The schedule opens with 16 straight games against Angels, A’s and Rangers — the three teams that finished ahead of the Mariners a year ago in the AL West Division.

No favors there, Katy Feeney! (Keep reading.)

“No question,” general manager Jack Zduriencik said. “And we have 38 games in the first two months in our division. Having those injuries is unfortunate, but Oakland has had them. Texas has them.

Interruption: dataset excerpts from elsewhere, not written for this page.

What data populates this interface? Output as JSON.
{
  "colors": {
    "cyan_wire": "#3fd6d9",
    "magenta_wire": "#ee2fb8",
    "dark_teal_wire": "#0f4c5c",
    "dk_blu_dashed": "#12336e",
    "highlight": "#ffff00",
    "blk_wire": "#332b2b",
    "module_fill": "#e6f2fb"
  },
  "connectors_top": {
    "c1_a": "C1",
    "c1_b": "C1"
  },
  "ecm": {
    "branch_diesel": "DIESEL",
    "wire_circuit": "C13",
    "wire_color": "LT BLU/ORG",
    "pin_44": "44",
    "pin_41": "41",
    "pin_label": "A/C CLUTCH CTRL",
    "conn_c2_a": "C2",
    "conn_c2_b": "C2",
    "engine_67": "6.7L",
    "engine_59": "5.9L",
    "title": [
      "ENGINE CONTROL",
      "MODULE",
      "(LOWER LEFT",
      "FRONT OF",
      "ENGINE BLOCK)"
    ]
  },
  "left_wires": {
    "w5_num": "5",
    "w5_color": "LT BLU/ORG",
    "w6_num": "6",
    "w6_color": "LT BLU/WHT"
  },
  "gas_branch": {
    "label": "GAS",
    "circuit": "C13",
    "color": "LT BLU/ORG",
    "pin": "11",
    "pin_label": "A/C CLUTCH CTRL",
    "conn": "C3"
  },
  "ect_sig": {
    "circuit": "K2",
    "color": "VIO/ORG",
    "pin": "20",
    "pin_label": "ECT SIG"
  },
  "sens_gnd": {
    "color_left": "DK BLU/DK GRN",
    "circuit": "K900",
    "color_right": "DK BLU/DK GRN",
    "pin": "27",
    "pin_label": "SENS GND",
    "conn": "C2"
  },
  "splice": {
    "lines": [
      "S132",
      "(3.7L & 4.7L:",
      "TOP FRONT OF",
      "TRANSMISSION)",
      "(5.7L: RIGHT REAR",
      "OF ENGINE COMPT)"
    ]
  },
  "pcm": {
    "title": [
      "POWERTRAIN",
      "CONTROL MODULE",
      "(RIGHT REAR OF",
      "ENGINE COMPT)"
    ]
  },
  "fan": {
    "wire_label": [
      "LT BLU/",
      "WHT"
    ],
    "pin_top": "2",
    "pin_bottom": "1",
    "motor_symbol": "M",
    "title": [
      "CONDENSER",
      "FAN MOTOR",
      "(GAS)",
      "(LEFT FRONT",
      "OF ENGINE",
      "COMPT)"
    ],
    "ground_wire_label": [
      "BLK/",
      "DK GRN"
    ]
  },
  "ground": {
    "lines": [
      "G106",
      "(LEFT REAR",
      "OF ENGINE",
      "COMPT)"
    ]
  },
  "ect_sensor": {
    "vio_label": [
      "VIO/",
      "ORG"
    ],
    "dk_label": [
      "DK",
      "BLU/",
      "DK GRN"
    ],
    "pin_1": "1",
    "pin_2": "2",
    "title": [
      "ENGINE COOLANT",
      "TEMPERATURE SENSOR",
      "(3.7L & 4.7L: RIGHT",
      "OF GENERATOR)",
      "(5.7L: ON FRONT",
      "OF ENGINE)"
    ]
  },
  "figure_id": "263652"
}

“Nobody feels bad for anybody else. You feel bad for the player, but it just is what it is. We were dealt a hand that we have to handle.”

That hand starts tonight with Hernandez.

Who better?

Many pitchers (non-pitchers, too) chafe at the festival atmosphere that baseball attaches to the start of its 162-game grind. It’s a change in the daily routine so ingrained in the sport — which resumes with day two.

Not Hernandez.

“It’s the start of a new season,” he said, “so it’s always fun. There’s always national TV. There are a lot of eyes and ears on you. It’s good. It’s a new challenge. I love it.”

It isn’t hard to see why.

Hernandez is 4-0 with a 1.34 ERA in his six starts on opening day while allowing just 24 hits in 47 innings. He also has 41 strikeouts and just 12 walks.

Much of this domination has come against Oakland; five of Hernandez’s six starts on opening day — including the last four — came against the A’s. The only exception was a dominant 2009 opener at Minnesota.

That changes this year.

“Yes … finally,” Hernandez said with the hint of a smile. “I think they’re happier.”

(Answers: McLaren started Erik Bedard in 2010; Piniella started Jeff Fassero in 1997; Katy Feeney is Major League Baseball’s senior vice president for scheduling and club relations.)